Silence answered him, broken only by the softly serene sounds of the harp in the background, each man waiting for another to speak, all coming as close as Aiel could to showing discomfort. Jheran frowned at his thumbnail, and Bruan toyed with one of the silvery tassels on his green cushion. Even Rhuarc studied the carpet.
Graceful, white-robed men and women moved into the hush, pouring worked silver goblets of wine to set beside each man, bringing small silver plates with olives, rare in the Waste, and white ewe’s-milk cheese, and the pale, wrinkled nuts the Aiel called pecara. The Aiel faces looking out of those pale cowls had downcast eyes and an unfamiliar meekness on their features.
Whether captured in battle or on a raid, the gai’shain were sworn to serve obediently for one year and a day, touching no weapon, doing no violence, at the end returning to their own clan and sept as if nothing had happened. A strange echo of the Way of the Leaf. Ji’e’toh, honor and obligation, required it, and breaking ji’e’toh was nearly the worst thing an Aiel could do. Perhaps the worst. It was possible that some of these men and women were serving their own clan chief, but neither would acknowledge it by the blink of an eye so long as the period of gai’shain held, not even for a son or daughter.
It struck Rand suddenly that this was the real reason that some Aiel took what he had revealed so hard. To those, it must seem that their ancestors had sworn gai’shain, not only for themselves but for all succeeding generations. And those generations—all, down to the present day—had broken ji’e’toh by taking up the spear. Had the men in front of him ever worried along those lines? Ji’e’toh was very serious business to an Aiel.
The gai’shain departed on soft slippered feet, barely making a sound. None of the clan chiefs touched their wine, or the food.

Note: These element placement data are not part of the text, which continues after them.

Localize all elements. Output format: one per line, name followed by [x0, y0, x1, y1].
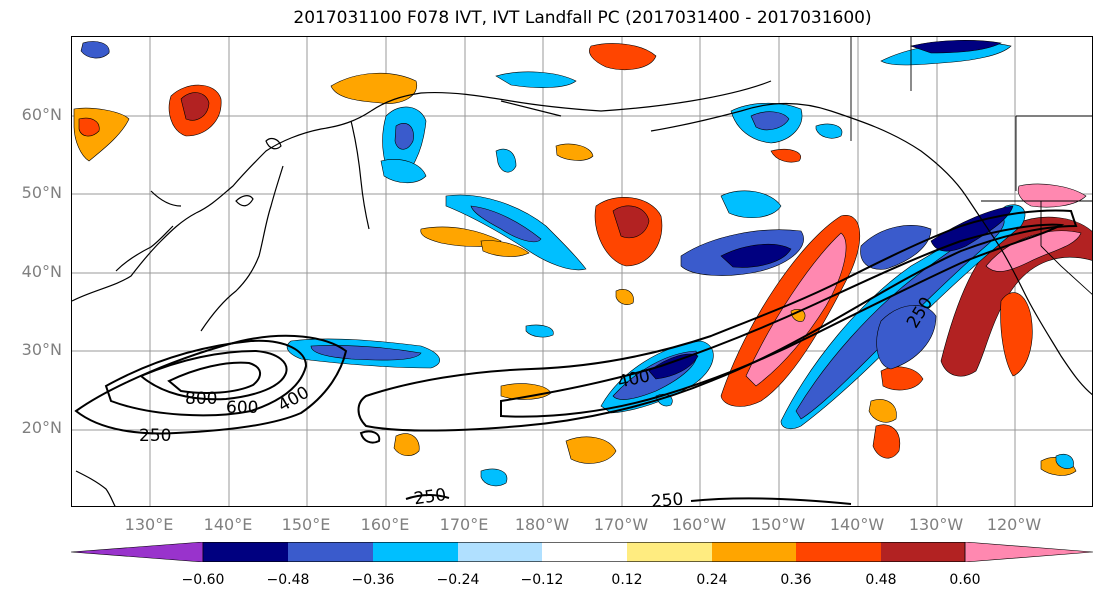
colorbar-tick-9: 0.48 [865, 572, 897, 588]
contour-label-250-west: 250 [139, 426, 171, 446]
colorbar-segment-1 [203, 542, 288, 562]
colorbar-segment-below [71, 542, 204, 562]
ivt-map: 800 600 400 250 400 250 250 250 [72, 37, 1092, 507]
lon-label-130w: 130°W [908, 515, 964, 534]
colorbar-segment-8 [796, 542, 881, 562]
borders [850, 37, 1092, 295]
contour-label-250-south-mid: 250 [413, 485, 448, 507]
colorbar-tick-4: −0.24 [436, 572, 480, 588]
colorbar-segment-5 [542, 542, 627, 562]
colorbar-segment-6 [627, 542, 712, 562]
lat-label-20n: 20°N [21, 418, 62, 437]
lat-label-60n: 60°N [21, 105, 62, 124]
colorbar-tick-7: 0.24 [696, 572, 728, 588]
map-title: 2017031100 F078 IVT, IVT Landfall PC (20… [293, 8, 872, 28]
lon-label-130e: 130°E [124, 515, 174, 534]
colorbar-tick-5: −0.12 [520, 572, 564, 588]
colorbar-tick-10: 0.60 [949, 572, 981, 588]
colorbar-segment-4 [458, 542, 542, 562]
lon-label-140w: 140°W [829, 515, 885, 534]
colorbar-tick-2: −0.48 [266, 572, 310, 588]
lon-label-120w: 120°W [986, 515, 1042, 534]
lon-label-160w: 160°W [671, 515, 727, 534]
colorbar-tick-1: −0.60 [181, 572, 225, 588]
lon-label-140e: 140°E [203, 515, 253, 534]
lat-label-30n: 30°N [21, 340, 62, 359]
colorbar [71, 542, 1094, 562]
lon-label-160e: 160°E [360, 515, 410, 534]
lon-label-170e: 170°E [439, 515, 489, 534]
contour-label-800: 800 [185, 389, 217, 409]
colorbar-segment-9 [881, 542, 965, 562]
lon-label-180w: 180°W [514, 515, 570, 534]
lat-label-50n: 50°N [21, 183, 62, 202]
contour-label-250-south-east: 250 [650, 490, 684, 507]
lat-label-40n: 40°N [21, 262, 62, 281]
coastlines [72, 80, 1092, 506]
lon-label-150e: 150°E [281, 515, 331, 534]
colorbar-tick-3: −0.36 [351, 572, 395, 588]
colorbar-segment-above [964, 542, 1094, 562]
ivt-contours [74, 209, 1078, 505]
colorbar-tick-8: 0.36 [780, 572, 812, 588]
colorbar-outline [202, 542, 966, 562]
lon-label-150w: 150°W [750, 515, 806, 534]
positive-anomalies [73, 43, 1092, 476]
map-panel: 800 600 400 250 400 250 250 250 [71, 36, 1093, 507]
contour-label-600: 600 [226, 398, 258, 418]
lon-label-170w: 170°W [593, 515, 649, 534]
colorbar-segment-7 [712, 542, 796, 562]
colorbar-segment-3 [373, 542, 458, 562]
colorbar-tick-6: 0.12 [611, 572, 643, 588]
colorbar-segment-2 [288, 542, 373, 562]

“Is there any hope that Couladin will meet with me?” Rand knew there was not; he had stopped sending requests for a meeting once he learned Couladin was having the messengers skinned alive. But it was a way to start the others talking.

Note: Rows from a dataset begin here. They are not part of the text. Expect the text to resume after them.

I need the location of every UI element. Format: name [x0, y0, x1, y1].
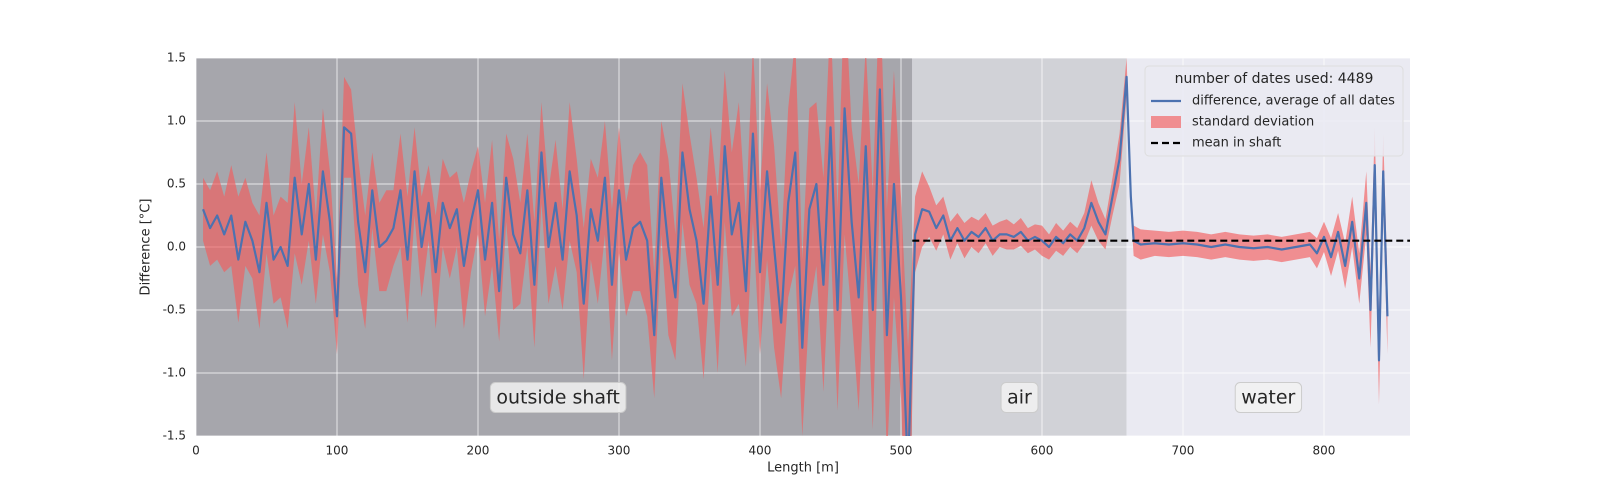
region-label-box — [1000, 382, 1039, 413]
y-tick-label: -0.5 — [163, 303, 186, 317]
x-tick-label: 400 — [749, 444, 772, 458]
y-tick-label: 1.0 — [167, 114, 186, 128]
legend-box — [1144, 65, 1404, 157]
region-label: water — [1241, 387, 1295, 409]
legend-label: mean in shaft — [1192, 136, 1281, 151]
x-tick-label: 600 — [1031, 444, 1054, 458]
y-tick-label: 0.0 — [167, 240, 186, 254]
y-tick-label: 1.5 — [167, 51, 186, 65]
legend-swatch — [1151, 116, 1181, 128]
labels: 0 100 200 300 400 500 600 700 800 -1.5 -1.0 -0.5 0.0… — [163, 51, 1336, 458]
y-tick-label: 0.5 — [167, 177, 186, 191]
x-tick-label: 200 — [467, 444, 490, 458]
x-tick-label: 500 — [890, 444, 913, 458]
std-band — [203, 58, 1388, 436]
x-tick-label: 300 — [608, 444, 631, 458]
region-label: outside shaft — [496, 387, 619, 409]
region-label-box — [489, 382, 627, 413]
legend-title: number of dates used: 4489 — [1175, 71, 1374, 87]
y-tick-label: -1.0 — [163, 366, 186, 380]
x-tick-label: 700 — [1172, 444, 1195, 458]
plot-area — [202, 58, 1410, 436]
region-label: air — [1007, 387, 1032, 409]
mean-line — [202, 75, 1389, 436]
legend-label: difference, average of all dates — [1192, 94, 1395, 109]
x-tick-label: 800 — [1313, 444, 1336, 458]
y-tick-label: -1.5 — [163, 429, 186, 443]
x-axis-label: Length [m] — [767, 461, 839, 476]
legend: number of dates used: 4489 difference, av… — [1144, 65, 1404, 157]
legend-label: standard deviation — [1192, 115, 1314, 130]
y-axis-label: Difference [°C] — [139, 199, 154, 296]
region-label-box — [1234, 382, 1303, 413]
x-tick-label: 0 — [192, 444, 200, 458]
x-tick-label: 100 — [326, 444, 349, 458]
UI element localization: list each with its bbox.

Han snorted. “The only word we have had from him is that he means to flay you when next he sees you. Does that sound as if he will talk?”

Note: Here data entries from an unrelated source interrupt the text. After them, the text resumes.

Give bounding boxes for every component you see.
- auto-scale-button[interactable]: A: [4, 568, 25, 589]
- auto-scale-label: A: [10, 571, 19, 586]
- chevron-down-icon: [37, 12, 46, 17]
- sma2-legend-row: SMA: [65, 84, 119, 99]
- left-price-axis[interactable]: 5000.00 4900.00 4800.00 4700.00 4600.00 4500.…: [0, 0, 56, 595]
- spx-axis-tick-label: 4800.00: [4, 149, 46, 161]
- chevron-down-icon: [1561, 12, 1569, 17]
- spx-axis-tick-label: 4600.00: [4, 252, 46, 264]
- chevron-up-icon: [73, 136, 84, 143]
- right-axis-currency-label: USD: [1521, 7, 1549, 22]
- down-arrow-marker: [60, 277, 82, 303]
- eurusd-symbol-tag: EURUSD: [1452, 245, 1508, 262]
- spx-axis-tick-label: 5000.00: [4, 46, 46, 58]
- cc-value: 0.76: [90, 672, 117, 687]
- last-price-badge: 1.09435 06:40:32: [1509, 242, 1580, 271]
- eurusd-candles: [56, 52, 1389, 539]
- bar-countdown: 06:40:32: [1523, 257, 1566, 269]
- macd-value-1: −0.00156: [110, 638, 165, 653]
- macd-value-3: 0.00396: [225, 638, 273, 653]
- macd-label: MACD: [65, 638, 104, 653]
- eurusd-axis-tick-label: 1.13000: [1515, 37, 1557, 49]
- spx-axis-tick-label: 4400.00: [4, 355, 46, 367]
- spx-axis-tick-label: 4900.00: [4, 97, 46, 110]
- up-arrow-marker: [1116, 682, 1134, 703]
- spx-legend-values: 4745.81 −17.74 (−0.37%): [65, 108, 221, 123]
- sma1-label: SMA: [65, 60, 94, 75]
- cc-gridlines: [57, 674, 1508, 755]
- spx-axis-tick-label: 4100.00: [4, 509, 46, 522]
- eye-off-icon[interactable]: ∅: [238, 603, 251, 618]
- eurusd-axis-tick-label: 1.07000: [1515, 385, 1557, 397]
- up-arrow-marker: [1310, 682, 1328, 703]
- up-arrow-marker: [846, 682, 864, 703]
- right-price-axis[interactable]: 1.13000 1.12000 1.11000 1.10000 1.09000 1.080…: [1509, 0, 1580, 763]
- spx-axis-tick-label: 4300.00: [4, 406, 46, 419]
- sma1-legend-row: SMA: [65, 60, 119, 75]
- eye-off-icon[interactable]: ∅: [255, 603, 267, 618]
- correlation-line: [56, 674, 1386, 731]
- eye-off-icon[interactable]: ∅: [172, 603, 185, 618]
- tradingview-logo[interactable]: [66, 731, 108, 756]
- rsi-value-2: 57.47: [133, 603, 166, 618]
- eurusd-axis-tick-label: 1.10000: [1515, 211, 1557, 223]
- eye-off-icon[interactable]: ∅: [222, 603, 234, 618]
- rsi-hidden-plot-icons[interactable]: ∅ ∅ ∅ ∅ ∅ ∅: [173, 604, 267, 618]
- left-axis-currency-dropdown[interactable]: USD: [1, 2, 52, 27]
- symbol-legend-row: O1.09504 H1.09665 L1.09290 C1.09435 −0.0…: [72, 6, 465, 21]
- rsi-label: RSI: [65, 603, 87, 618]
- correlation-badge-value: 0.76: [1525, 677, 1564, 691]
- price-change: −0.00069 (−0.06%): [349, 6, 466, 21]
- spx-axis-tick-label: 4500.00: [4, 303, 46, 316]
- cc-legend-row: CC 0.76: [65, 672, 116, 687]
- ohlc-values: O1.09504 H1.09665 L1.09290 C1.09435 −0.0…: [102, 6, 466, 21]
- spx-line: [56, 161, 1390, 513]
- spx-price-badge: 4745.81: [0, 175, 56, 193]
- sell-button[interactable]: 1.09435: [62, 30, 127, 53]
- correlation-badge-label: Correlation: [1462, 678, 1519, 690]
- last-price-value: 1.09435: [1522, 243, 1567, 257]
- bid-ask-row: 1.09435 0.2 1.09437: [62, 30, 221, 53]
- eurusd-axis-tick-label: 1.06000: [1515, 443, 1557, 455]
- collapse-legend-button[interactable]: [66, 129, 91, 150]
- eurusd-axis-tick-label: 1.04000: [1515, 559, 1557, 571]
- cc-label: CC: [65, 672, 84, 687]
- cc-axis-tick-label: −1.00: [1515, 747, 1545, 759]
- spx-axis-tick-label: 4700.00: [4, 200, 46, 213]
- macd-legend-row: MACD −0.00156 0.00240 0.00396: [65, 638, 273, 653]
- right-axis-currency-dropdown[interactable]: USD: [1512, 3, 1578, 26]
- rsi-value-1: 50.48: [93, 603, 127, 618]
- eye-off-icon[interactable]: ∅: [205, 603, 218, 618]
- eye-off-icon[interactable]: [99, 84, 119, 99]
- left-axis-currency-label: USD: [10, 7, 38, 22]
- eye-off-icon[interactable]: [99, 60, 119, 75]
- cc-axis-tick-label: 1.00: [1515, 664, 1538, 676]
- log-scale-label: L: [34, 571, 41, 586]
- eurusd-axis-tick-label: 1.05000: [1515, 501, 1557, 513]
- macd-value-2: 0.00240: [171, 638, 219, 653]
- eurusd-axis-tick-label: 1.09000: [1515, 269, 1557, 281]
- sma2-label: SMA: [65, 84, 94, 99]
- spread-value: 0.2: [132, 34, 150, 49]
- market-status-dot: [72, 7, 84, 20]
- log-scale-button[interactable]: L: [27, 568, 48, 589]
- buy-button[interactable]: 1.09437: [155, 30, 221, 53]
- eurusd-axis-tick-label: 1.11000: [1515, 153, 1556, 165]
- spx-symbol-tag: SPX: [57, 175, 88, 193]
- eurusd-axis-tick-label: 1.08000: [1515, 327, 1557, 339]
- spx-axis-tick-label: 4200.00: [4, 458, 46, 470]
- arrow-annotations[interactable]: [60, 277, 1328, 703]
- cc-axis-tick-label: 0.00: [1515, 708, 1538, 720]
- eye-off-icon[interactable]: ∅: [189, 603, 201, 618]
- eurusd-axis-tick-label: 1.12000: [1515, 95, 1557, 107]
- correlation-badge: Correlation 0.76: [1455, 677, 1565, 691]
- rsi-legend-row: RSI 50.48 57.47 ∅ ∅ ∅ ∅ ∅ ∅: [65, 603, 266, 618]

“Can I break the Shaido away from him?”
“They follow him,” Rhuarc said. “He is not a chief at all, but they believe he is.” Couladin had never entered those glass columns; he might even still believe as he claimed, that everything Rand had said was a lie. “He says that he is the Car’a’carn, and they believe that as well. The Shaido Maidens who came, came for their society, and that because Far Dareis Mai carried your honor. None else will.”